Equating thermodynamic entropy with information entropy

This isn't a particularly new paper (2011) but this discussion has come up before on Physicsforums, so I'd just like to see if any interesting discussion comes out of it. I'm essentially a layman in thermodynamics, so I want to make sure I'm not misinterpreting it. I know that there are two version of thermodynamic entropy and this refers to the statistical one, but I'm not sure how significant of a point that is.
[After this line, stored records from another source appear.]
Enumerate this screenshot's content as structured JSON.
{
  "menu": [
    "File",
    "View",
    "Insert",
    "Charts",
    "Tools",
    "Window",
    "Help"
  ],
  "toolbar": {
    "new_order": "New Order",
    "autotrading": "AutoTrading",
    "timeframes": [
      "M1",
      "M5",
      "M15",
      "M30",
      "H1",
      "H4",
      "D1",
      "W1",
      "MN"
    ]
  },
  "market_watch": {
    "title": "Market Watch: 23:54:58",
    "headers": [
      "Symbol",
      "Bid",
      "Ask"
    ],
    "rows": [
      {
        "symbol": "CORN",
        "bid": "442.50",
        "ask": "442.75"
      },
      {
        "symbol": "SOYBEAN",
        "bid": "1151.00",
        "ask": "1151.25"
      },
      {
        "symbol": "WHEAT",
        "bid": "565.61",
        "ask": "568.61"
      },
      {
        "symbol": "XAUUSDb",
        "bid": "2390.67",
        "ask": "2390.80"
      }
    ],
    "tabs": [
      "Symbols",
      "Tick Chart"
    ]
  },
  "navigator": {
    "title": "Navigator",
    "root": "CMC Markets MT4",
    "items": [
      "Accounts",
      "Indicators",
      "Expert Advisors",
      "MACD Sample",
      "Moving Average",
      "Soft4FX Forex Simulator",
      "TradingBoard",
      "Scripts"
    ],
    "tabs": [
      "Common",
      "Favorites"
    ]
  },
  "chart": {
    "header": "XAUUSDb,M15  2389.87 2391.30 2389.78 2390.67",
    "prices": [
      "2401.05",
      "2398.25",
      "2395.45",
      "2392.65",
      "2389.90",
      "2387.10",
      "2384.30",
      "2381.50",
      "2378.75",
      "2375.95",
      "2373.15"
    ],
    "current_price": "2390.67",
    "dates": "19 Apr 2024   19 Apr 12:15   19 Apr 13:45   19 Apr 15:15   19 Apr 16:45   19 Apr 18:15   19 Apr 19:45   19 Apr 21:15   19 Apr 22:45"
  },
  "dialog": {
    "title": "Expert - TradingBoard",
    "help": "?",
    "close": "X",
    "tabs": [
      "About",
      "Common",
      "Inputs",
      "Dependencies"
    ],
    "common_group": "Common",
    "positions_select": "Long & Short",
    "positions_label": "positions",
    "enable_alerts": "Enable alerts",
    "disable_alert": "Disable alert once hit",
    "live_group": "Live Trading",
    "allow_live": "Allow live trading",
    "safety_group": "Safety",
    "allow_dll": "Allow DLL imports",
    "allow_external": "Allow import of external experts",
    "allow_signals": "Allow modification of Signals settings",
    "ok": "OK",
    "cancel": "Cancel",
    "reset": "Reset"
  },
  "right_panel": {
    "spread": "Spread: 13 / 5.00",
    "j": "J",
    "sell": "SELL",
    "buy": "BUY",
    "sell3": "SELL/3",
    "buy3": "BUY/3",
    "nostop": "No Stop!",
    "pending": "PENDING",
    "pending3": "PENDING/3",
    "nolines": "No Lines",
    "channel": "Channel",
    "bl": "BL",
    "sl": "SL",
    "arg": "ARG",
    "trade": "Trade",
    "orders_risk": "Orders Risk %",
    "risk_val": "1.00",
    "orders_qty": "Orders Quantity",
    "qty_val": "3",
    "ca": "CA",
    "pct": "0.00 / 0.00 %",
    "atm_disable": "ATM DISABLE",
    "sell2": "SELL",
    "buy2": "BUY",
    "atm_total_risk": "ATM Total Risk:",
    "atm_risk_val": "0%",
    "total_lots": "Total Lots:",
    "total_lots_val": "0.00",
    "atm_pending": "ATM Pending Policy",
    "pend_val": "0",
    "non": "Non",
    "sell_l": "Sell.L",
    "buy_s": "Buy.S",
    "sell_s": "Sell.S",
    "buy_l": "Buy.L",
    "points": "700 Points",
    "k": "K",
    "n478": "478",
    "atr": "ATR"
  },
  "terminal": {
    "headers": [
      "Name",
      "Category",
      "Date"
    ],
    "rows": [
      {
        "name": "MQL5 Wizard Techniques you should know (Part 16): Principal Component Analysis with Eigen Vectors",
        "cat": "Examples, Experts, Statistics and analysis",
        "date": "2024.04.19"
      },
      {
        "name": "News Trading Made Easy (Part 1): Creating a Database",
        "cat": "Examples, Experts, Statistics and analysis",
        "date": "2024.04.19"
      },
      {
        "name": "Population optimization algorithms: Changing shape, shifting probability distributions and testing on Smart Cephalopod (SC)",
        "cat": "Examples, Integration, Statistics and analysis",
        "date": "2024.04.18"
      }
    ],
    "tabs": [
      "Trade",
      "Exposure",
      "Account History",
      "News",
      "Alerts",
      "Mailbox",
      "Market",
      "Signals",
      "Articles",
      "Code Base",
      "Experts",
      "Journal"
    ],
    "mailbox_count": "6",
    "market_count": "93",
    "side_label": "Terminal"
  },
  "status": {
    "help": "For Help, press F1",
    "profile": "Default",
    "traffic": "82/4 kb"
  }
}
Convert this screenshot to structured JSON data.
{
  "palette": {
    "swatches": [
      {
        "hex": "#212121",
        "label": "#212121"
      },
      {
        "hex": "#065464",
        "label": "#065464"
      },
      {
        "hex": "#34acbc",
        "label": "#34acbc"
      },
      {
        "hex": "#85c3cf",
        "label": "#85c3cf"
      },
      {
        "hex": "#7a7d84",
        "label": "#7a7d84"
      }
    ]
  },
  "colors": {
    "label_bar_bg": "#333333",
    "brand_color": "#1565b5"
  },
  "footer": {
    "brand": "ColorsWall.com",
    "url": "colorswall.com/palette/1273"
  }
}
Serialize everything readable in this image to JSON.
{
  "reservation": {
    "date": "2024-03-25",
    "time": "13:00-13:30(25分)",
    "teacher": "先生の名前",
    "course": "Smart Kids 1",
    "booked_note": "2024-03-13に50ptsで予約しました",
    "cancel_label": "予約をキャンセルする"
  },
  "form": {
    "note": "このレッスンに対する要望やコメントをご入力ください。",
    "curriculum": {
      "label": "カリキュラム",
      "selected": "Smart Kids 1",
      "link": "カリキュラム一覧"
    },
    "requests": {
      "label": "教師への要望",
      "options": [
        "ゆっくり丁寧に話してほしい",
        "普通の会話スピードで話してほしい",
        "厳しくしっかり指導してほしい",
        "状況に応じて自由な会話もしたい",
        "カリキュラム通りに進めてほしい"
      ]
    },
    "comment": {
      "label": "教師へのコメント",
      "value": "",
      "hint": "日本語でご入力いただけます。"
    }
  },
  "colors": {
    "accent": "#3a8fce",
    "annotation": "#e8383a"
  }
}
In the case of conservative maps the Boltzmann-Gibbs entropy S(t) increases linearly in time with a slope equal to the Kolmogorov-Sinai entropy rate. The same result is obtained also for a simple caseof dissipative system, the logistic map, when considered in the chaotic regime. A very interesting results is found at the chaos threshold. In this case, the usual Boltzmann-Gibbs is not appropriate and in order to have a linear increase, as for the chaotic case, we need to use the generalized q-dependent Tsallis entropy

(q = 1 for Tsallis entropy reduces to the Boltzmann-Gibbs entropy)
http://arxiv.org/pdf/cond-mat/0007302.pdf

 

[rkmurtyp]

Second law of thermodynamics is simple to understand in classical thermodynamics, where we are concerned with a system and surroundings. It does not matter what the system contains or is composed of. The system is defined by specifying the values of certain properties in a given equilibrium state. If we are given two equilibrium states A, B of a system, the second law enables us to predict whether the process that takes the system from state A to state B is spontaneous or not.
Kelvin and Clausius statements of the second law are the simplest and are already given in the above discussions.
Statistical thermodynamics does not provide us with the sort of assertive statements about processes between two given equilibrium states of a system, that are provided by classical thermodynamics.
To resolve issues in statistical thermodynamics, one takes recourse to quantum mechanics and the issues gets more complicated - then one can take recourse to information theories and so on endlessly - doesn't help much to appreciate the simplicity of nature.